Al-Owhali was injured but alive. He sought treatment at a local clinic, posing as Khalid Salim, then tried to flee the country. At his hotel, he tossed the remaining bullets and grenade pieces into a window ledge. But it was too late. He was captured within five days.

Odeh, flying through Karachi, was stopped at immigration for having a freshly shaven face that didn’t match his passport photo. When asked; “Are you a terrorist fleeing Nairobi?” He panicked. That was the break.

El Haji was arrested in Texas. Odeh and Al-Owhali were tried in the US and sentenced to life. Fazul escaped—for a time. In 2011, he was killed by Somali forces during a raid in Mogadishu.

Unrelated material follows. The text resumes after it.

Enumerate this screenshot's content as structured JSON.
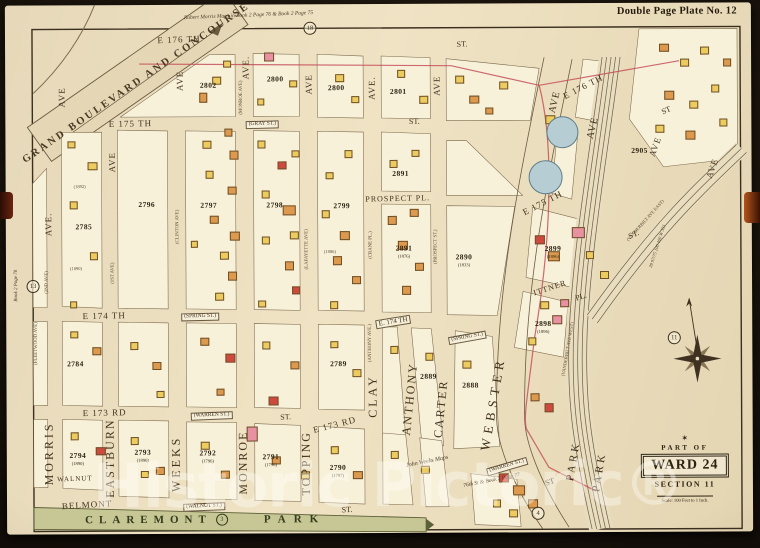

House Number 43 in Runda is just another villa again. Perhaps a diplomat lives there now. Or a family with school-age children and a Labrador. The sun still hits the garage in the morning.

But the walls remember.

They remember the whispers in Arabic and Swahili. The glow of soldering tools. The ticking of stopwatches. They remember a man named Fazul, who mixed explosives in silence while his toddler played in the next room.

They remember the day death drove out of the driveway – and changed Kenya forever.